The semver bump is driven by the API changes; the platform bump is the secondary breaking concern (consumers built against iOS 17 / macOS 14 won't link).

Migration checklist

  1. Required Replace every coordinator.view() call with the property access coordinator.view (drop the parens).
  2. Required Replace route(to: x, as: .sheet) / .fullScreenCover with present(x, as: .sheet) / .fullScreenCover. Keep route(to: x) for pushes; the as: argument no longer exists on route.
  3. Required Re-spell the deep-link <T> overloads. Drop the value: label (the closure is now an unlabelled trailing closure), make sure the typed parameter is a Coordinatable (view-typed Ts don't compile any more), and remove the as: argument from route. The overload still exists everywhere it did before, including a typed variant on present(_:as:) that hands you the resolved child once the modal lands.
  4. Compiler onDismiss and the deep-link trailing closures are now @MainActor-typed.

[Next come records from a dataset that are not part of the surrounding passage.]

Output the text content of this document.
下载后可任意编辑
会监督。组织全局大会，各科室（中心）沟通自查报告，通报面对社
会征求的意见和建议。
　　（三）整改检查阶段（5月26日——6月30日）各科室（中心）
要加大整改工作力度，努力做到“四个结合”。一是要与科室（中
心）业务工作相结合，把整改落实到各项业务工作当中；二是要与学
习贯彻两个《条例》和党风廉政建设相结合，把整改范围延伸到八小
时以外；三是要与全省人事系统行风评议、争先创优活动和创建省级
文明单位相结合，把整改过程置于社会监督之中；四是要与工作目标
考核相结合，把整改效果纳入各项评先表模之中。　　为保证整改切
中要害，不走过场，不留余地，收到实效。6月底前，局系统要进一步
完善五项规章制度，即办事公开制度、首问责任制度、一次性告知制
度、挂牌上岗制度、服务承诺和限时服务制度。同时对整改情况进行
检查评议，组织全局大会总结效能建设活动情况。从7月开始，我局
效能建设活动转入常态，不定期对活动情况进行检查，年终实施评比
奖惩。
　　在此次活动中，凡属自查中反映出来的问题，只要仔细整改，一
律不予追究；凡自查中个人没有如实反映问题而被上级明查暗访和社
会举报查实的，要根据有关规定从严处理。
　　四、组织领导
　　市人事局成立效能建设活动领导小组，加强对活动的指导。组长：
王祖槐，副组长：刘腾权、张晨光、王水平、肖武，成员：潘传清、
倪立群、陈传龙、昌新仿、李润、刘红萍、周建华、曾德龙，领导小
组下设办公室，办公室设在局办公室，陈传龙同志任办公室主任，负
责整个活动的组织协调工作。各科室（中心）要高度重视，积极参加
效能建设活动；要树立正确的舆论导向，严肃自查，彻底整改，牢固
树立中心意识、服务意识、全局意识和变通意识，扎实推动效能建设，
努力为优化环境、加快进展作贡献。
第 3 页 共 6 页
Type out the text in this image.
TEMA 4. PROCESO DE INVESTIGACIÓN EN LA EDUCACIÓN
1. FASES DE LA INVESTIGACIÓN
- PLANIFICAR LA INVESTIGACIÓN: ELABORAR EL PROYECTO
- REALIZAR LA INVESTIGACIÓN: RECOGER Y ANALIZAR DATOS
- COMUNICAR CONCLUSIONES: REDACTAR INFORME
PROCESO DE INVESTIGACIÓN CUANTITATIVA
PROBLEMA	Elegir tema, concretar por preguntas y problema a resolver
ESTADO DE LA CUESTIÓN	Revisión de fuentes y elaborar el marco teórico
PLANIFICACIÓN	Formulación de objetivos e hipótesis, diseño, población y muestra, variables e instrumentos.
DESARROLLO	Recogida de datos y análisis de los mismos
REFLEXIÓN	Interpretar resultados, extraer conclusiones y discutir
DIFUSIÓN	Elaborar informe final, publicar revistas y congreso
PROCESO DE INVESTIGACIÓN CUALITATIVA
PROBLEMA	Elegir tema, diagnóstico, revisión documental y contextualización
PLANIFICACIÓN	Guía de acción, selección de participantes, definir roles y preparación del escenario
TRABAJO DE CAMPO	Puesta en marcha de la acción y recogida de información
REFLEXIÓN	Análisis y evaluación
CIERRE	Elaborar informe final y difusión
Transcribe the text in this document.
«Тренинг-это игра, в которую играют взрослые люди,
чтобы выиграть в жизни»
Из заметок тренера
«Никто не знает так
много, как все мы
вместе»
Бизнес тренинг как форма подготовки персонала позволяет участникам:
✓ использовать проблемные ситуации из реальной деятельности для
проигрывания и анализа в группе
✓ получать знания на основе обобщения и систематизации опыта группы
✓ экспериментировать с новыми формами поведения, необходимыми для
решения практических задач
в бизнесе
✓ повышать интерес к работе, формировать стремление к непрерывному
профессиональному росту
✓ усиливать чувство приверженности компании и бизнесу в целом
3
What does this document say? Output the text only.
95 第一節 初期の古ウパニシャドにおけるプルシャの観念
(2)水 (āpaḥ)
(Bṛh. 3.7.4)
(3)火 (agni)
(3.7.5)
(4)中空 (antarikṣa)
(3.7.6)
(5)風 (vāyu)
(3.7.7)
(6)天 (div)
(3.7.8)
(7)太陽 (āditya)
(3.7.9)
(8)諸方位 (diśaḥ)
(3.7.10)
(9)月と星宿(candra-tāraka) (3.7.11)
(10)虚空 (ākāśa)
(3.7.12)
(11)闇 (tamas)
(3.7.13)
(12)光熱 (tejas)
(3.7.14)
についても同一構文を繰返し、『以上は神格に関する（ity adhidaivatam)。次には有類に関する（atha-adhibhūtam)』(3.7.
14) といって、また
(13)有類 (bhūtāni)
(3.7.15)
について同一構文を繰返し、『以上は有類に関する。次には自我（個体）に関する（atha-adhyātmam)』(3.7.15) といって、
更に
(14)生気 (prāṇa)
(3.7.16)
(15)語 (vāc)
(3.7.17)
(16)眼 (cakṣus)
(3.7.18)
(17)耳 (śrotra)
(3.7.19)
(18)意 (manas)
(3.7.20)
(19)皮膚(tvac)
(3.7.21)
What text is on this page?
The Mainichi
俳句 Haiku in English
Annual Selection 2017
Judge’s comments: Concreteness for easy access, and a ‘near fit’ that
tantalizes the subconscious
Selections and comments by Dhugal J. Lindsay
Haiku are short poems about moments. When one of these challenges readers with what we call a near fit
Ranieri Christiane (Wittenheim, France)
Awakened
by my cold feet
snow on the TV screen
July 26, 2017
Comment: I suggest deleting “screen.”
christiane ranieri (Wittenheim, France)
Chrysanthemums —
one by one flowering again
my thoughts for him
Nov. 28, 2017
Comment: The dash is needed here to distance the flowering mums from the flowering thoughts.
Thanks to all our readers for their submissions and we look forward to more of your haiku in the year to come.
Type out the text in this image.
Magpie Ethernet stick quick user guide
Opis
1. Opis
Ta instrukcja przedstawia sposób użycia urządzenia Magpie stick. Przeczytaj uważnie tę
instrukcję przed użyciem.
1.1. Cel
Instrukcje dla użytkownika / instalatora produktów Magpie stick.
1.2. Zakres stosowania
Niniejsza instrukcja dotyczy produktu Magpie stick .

If you stored or forwarded one as a plain () -> Void / (T) -> Void, update the type or annotate the closure.
  5. Platform Bump the consuming app's deployment target to iOS 18 / macOS 15 (and tvOS 18 / watchOS 11 / macCatalyst 18 if you ship those). The package no longer links against the old floors.
  6. Optional If you have coordinators whose views shouldn't see them in the environment, opt out with @Scaffoldable(injectsCoordinator: false).
  7. Optional Modal hosting can be moved up the tree where it makes sense — present(_:as:) now works on TabCoordinatable and RootCoordinatable directly, so you no longer have to delegate every modal to a child flow.

Once the call-site changes are in, the underlying mental model is unchanged: coordinators own navigation state, views read coordinators from @Environment, route(to:) pushes, present(_:as:) shows a modal, dismissCoordinator() closes a sub-flow.